I'm mulling over some design decisions that will probably result in my using Table-Valued Parameters (TVPs) for the first time. Let's see what you think.
Please note: this post applies to SQL 2008 and above. No real differences in the restrictions or behavior in SQL 2012, AFAICS.
The problem to solve
We have a complex SSIS flow that handles batch imports, with a large number of validation steps on staging tables before the eventual consumption of the correctly transformed, and correctly reduced, set of rows by production tables.
For various reasons, I need to reproduce this logic without using SSIS, and without using staging tables, in some circumstances.
An external application will invoke a single "master process" method, which in turn will invoke all the logic necessary to handle the original SSIS behavior.

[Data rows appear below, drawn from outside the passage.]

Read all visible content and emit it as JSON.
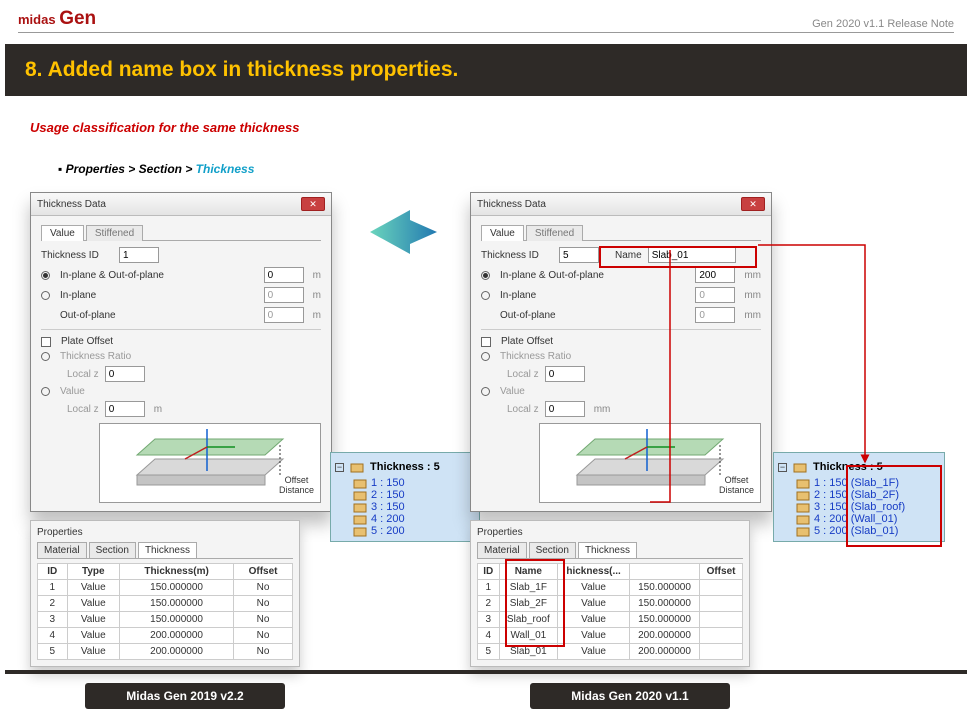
{
  "header": {
    "logo_prefix": "midas",
    "logo_main": "Gen",
    "release": "Gen 2020 v1.1 Release Note"
  },
  "title": "8. Added name box in thickness properties.",
  "subtitle": "Usage classification for the same thickness",
  "breadcrumb": {
    "a": "Properties",
    "b": "Section",
    "c": "Thickness"
  },
  "dialog_title": "Thickness Data",
  "tabs": {
    "value": "Value",
    "stiff": "Stiffened"
  },
  "labels": {
    "thk_id": "Thickness ID",
    "name": "Name",
    "iopo": "In-plane & Out-of-plane",
    "ip": "In-plane",
    "oop": "Out-of-plane",
    "plate": "Plate Offset",
    "tratio": "Thickness Ratio",
    "localz": "Local z",
    "val": "Value",
    "m": "m",
    "mm": "mm",
    "off_dist": "Offset\nDistance"
  },
  "left": {
    "id": "1",
    "io_val": "0",
    "ip_val": "0",
    "oop_val": "0",
    "lz1": "0",
    "lz2": "0",
    "units": "m",
    "tree_head": "Thickness : 5",
    "tree": [
      "1 : 150",
      "2 : 150",
      "3 : 150",
      "4 : 200",
      "5 : 200"
    ],
    "props_tabs": [
      "Material",
      "Section",
      "Thickness"
    ],
    "table_head": [
      "ID",
      "Type",
      "Thickness(m)",
      "Offset"
    ],
    "table": [
      [
        "1",
        "Value",
        "150.000000",
        "No"
      ],
      [
        "2",
        "Value",
        "150.000000",
        "No"
      ],
      [
        "3",
        "Value",
        "150.000000",
        "No"
      ],
      [
        "4",
        "Value",
        "200.000000",
        "No"
      ],
      [
        "5",
        "Value",
        "200.000000",
        "No"
      ]
    ],
    "version": "Midas Gen 2019 v2.2"
  },
  "right": {
    "id": "5",
    "name": "Slab_01",
    "io_val": "200",
    "ip_val": "0",
    "oop_val": "0",
    "lz1": "0",
    "lz2": "0",
    "units": "mm",
    "tree_head": "Thickness : 5",
    "tree": [
      "1 : 150 (Slab_1F)",
      "2 : 150 (Slab_2F)",
      "3 : 150 (Slab_roof)",
      "4 : 200 (Wall_01)",
      "5 : 200 (Slab_01)"
    ],
    "props_tabs": [
      "Material",
      "Section",
      "Thickness"
    ],
    "table_head": [
      "ID",
      "Name",
      "hickness(...",
      "",
      "Offset"
    ],
    "table": [
      [
        "1",
        "Slab_1F",
        "Value",
        "150.000000",
        ""
      ],
      [
        "2",
        "Slab_2F",
        "Value",
        "150.000000",
        ""
      ],
      [
        "3",
        "Slab_roof",
        "Value",
        "150.000000",
        ""
      ],
      [
        "4",
        "Wall_01",
        "Value",
        "200.000000",
        ""
      ],
      [
        "5",
        "Slab_01",
        "Value",
        "200.000000",
        ""
      ]
    ],
    "version": "Midas Gen 2020 v1.1"
  },
  "props_label": "Properties"
}
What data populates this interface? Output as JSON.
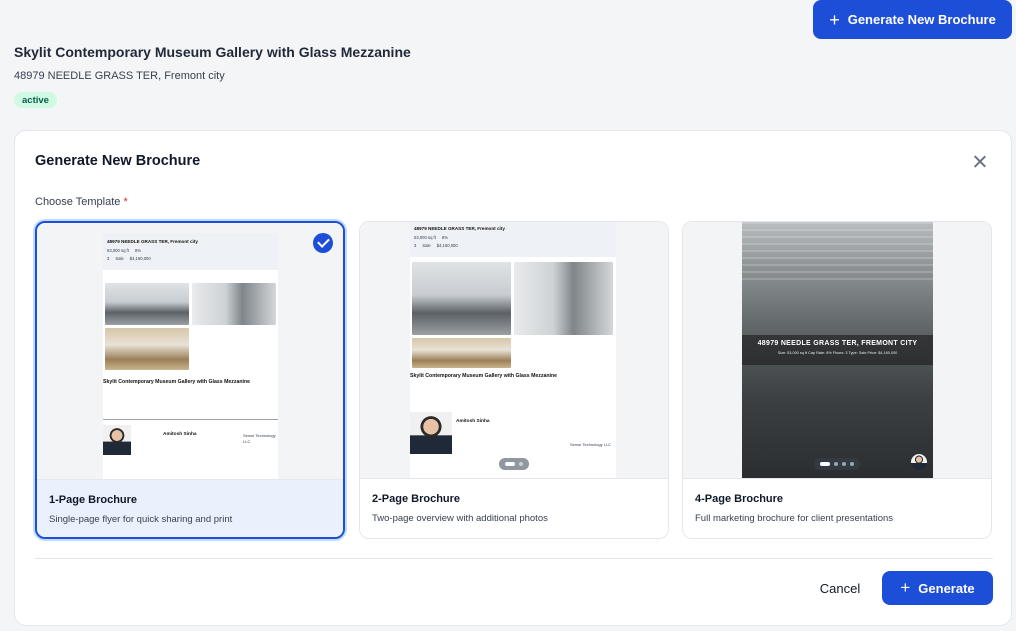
{
  "header": {
    "new_brochure_button": "Generate New Brochure",
    "property_title": "Skylit Contemporary Museum Gallery with Glass Mezzanine",
    "property_address": "48979 NEEDLE GRASS TER, Fremont city",
    "status_badge": "active"
  },
  "modal": {
    "title": "Generate New Brochure",
    "choose_label": "Choose Template",
    "required_marker": "*",
    "cancel_label": "Cancel",
    "generate_label": "Generate"
  },
  "templates": [
    {
      "name": "1-Page Brochure",
      "description": "Single-page flyer for quick sharing and print",
      "selected": true
    },
    {
      "name": "2-Page Brochure",
      "description": "Two-page overview with additional photos",
      "selected": false
    },
    {
      "name": "4-Page Brochure",
      "description": "Full marketing brochure for client presentations",
      "selected": false
    }
  ],
  "preview": {
    "address": "48979 NEEDLE GRASS TER, Fremont city",
    "address_upper": "48979 NEEDLE GRASS TER, FREMONT CITY",
    "size": "53,000 sq ft",
    "cap_rate": "8%",
    "floors": "3",
    "type": "Sale",
    "price": "$4,160,000",
    "listing_title": "Skylit Contemporary Museum Gallery with Glass Mezzanine",
    "agent_name": "Amitosh Sinha",
    "company": "Sense Technology LLC",
    "stats_line": "Size: 53,000 sq ft   Cap Rate: 8%   Floors: 3   Type: Sale   Price: $4,160,000"
  },
  "colors": {
    "primary": "#1d4ed8",
    "badge_bg": "#d1fae5",
    "badge_text": "#065f46"
  }
}
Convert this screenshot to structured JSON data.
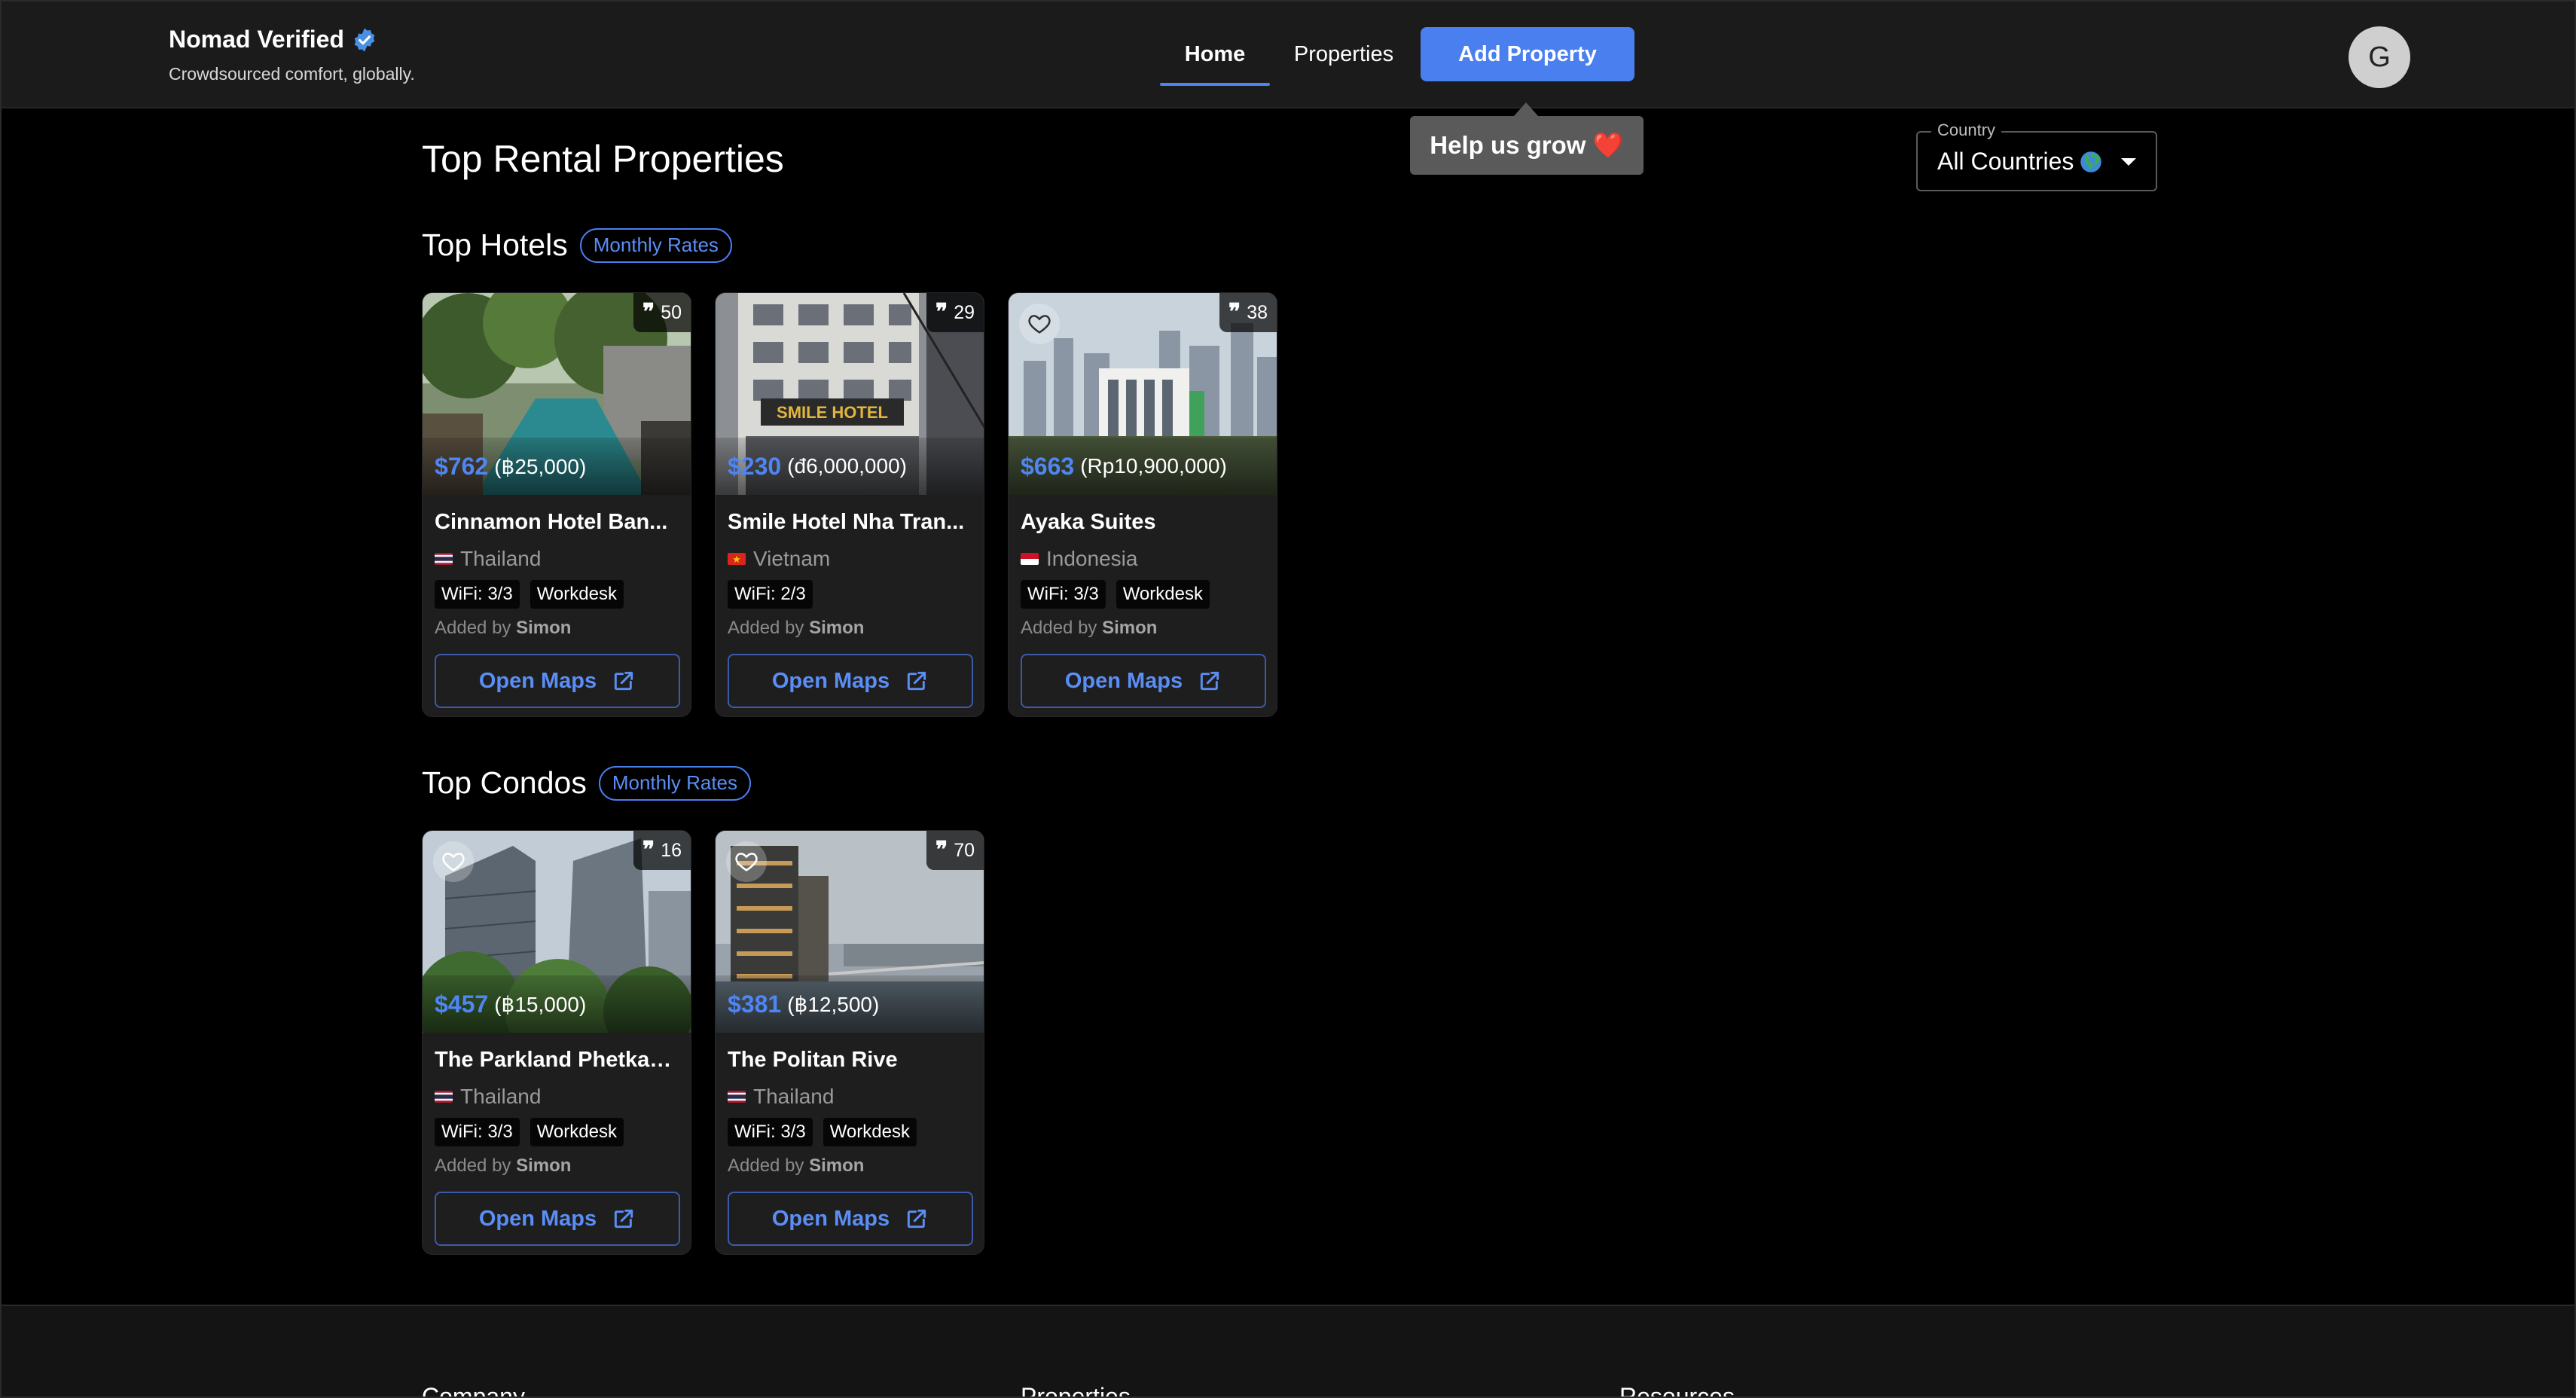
{
  "header": {
    "brand_title": "Nomad Verified",
    "brand_subtitle": "Crowdsourced comfort, globally.",
    "nav": {
      "home": "Home",
      "properties": "Properties"
    },
    "add_property": "Add Property",
    "tooltip": "Help us grow ❤️",
    "avatar_initial": "G"
  },
  "main": {
    "title": "Top Rental Properties",
    "country_filter": {
      "legend": "Country",
      "value": "All Countries"
    },
    "monthly_rates_label": "Monthly Rates",
    "open_maps_label": "Open Maps",
    "added_by_label": "Added by",
    "sections": {
      "hotels": {
        "title": "Top Hotels",
        "cards": [
          {
            "name": "Cinnamon Hotel Ban...",
            "country": "Thailand",
            "reviews": "50",
            "price_usd": "$762",
            "price_local": "(฿25,000)",
            "tags": [
              "WiFi: 3/3",
              "Workdesk"
            ],
            "added_by": "Simon"
          },
          {
            "name": "Smile Hotel Nha Tran...",
            "country": "Vietnam",
            "reviews": "29",
            "price_usd": "$230",
            "price_local": "(đ6,000,000)",
            "tags": [
              "WiFi: 2/3"
            ],
            "added_by": "Simon"
          },
          {
            "name": "Ayaka Suites",
            "country": "Indonesia",
            "reviews": "38",
            "price_usd": "$663",
            "price_local": "(Rp10,900,000)",
            "tags": [
              "WiFi: 3/3",
              "Workdesk"
            ],
            "added_by": "Simon"
          }
        ]
      },
      "condos": {
        "title": "Top Condos",
        "cards": [
          {
            "name": "The Parkland Phetkas...",
            "country": "Thailand",
            "reviews": "16",
            "price_usd": "$457",
            "price_local": "(฿15,000)",
            "tags": [
              "WiFi: 3/3",
              "Workdesk"
            ],
            "added_by": "Simon"
          },
          {
            "name": "The Politan Rive",
            "country": "Thailand",
            "reviews": "70",
            "price_usd": "$381",
            "price_local": "(฿12,500)",
            "tags": [
              "WiFi: 3/3",
              "Workdesk"
            ],
            "added_by": "Simon"
          }
        ]
      }
    }
  },
  "footer": {
    "columns": [
      "Company",
      "Properties",
      "Resources"
    ]
  },
  "colors": {
    "accent": "#4a7ff0",
    "price": "#4f86f4",
    "header_bg": "#1b1b1b",
    "card_bg": "#1e1e1e"
  }
}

I want the sequence of steps to remain faithful to the original SSIS process, to ensure that data can be consumed both ways with the same results.
For the purpose of performance considerations, please understand that the SSIS process handles large-scale imports, whereas this new one is light-weight. I don't have to worry about bulk processing in the new design. In fact, the expected use cases for it are real-time integrations with only a single row being passed in -- although I'd like my methodology to handle multiple rows, in small numbers, as well.
I like the idea of creating a custom or user-defined table type for this purpose. Rather than manipulating a staging table, it seems ideal to move the data into a variable shaped like that staging table, passing it down the line to additional steps, massaging it as I go, until eventually the TVP is ready for upsert.
What's the big deal?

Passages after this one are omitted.